Bei Frauen werden beispielsweise die klassisch femininen Kapitalien in der Pflege hochgeschätzt, bei Führungspositionen im selben Feld stoßen sie aber an Grenzen, da dort die typisch maskulinen Attribute wie Durchsetzungsfähigkeit für wesentlich erachtet werden. "Egal ob es sich dabei nur um Zuschreibungen oder um tatsächliche Unterschiede handelt, die Kapitalienausstattung ermöglicht Dinge und schränkt gleichzeitig ein", merkt Latzke an.

Frausein als Makel

Ähnlich lautet die Begründung von Hartmann, wenn es um seine Einschätzung geht, ob sich der Frauenanteil in den Vorstandsetagen erhöhen wird. Für ihn ist das soziale Umfeld nach wie vor das ausschlaggebende Kriterium für das Vorankommen im Berufsleben. Bürger- und Großbürgertum dominieren die Vorstandsebene. "Vier von fünf Vorstandschefs kommen aus diesem sozialen Umfeld", sagt Hartmann. Hier werde sich auch in Zukunft wenig verändern. Wer es außerhalb dieses Umfelds bis an die Konzernspitze schaffen möchte, brauche auf jeden Fall ein wirtschaftliches Hochschulstudium.
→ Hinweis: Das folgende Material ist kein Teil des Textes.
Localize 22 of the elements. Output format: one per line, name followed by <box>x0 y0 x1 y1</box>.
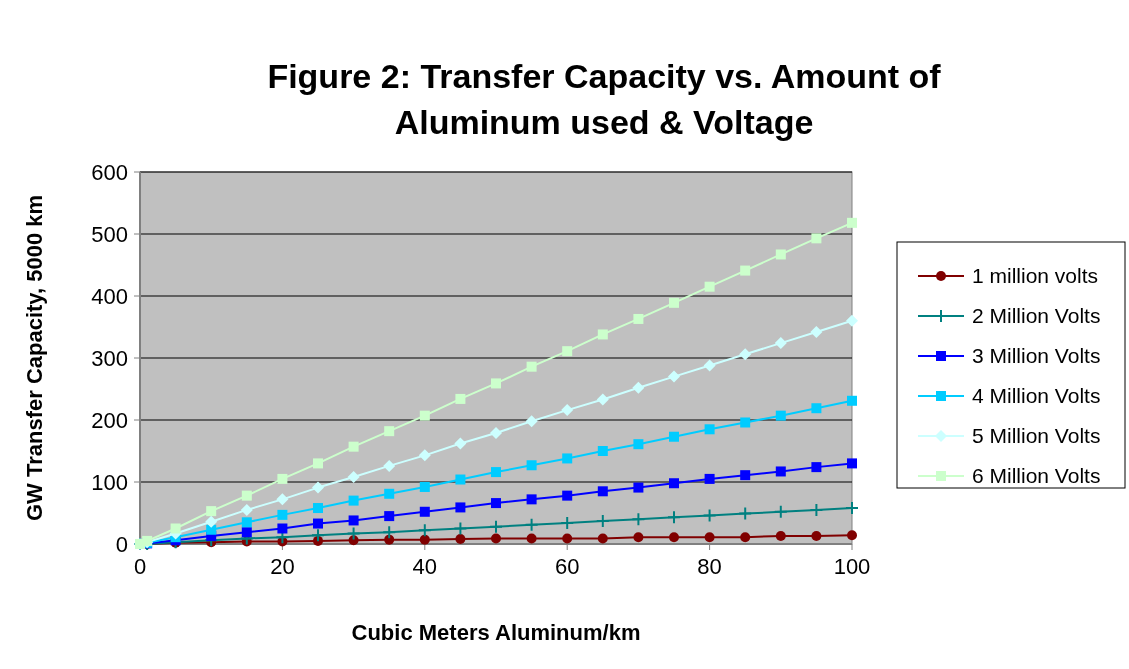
y-tick-label: 600 <box>91 159 128 185</box>
legend-label: 4 Million Volts <box>972 384 1101 408</box>
y-tick-label: 100 <box>91 469 128 495</box>
y-tick-label: 400 <box>91 283 128 309</box>
legend-label: 3 Million Volts <box>972 344 1101 368</box>
x-axis-title: Cubic Meters Aluminum/km <box>351 620 641 645</box>
x-tick-label: 40 <box>412 554 438 579</box>
legend-label: 2 Million Volts <box>972 304 1101 328</box>
y-tick-label: 0 <box>115 531 128 557</box>
y-tick-label: 500 <box>91 221 128 247</box>
x-tick-label: 100 <box>833 554 871 579</box>
y-tick-label: 300 <box>91 345 128 371</box>
x-tick-label: 80 <box>697 554 722 579</box>
y-axis-title: GW Transfer Capacity, 5000 km <box>22 194 47 522</box>
y-tick-label: 200 <box>91 407 128 433</box>
legend-label: 6 Million Volts <box>972 464 1101 488</box>
legend-label: 1 million volts <box>972 264 1099 288</box>
legend-label: 5 Million Volts <box>972 424 1101 448</box>
x-tick-label: 0 <box>133 554 147 579</box>
chart-title: Figure 2: Transfer Capacity vs. Amount of Aluminum used & Voltage <box>267 57 942 141</box>
x-tick-label: 60 <box>554 554 580 579</box>
x-tick-label: 20 <box>270 554 295 579</box>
Und trotz unzähliger frauenfördernder Initiativen werde sich der Anteil der Frauen an den Konzernspitzen nur sehr langsam ändern, ist Hartmann überzeugt. Unabhängig von den erworbenen Qualifikationen sei hier die soziale Rekrutierung noch strenger. "Wenn jemand einen Makel hat – und hier gehört Frausein dazu -, dann muss diese Person andere Begünstigungen mitbringen", sagt er. Als Beispiel nennt Hartmann Brigitte Ederer, die es in den Vorstand der Siemens AG geschafft hat, ihre Nähe zur Politik war hier anfangs sicher begünstigend. Kompetenz allein reiche nicht aus.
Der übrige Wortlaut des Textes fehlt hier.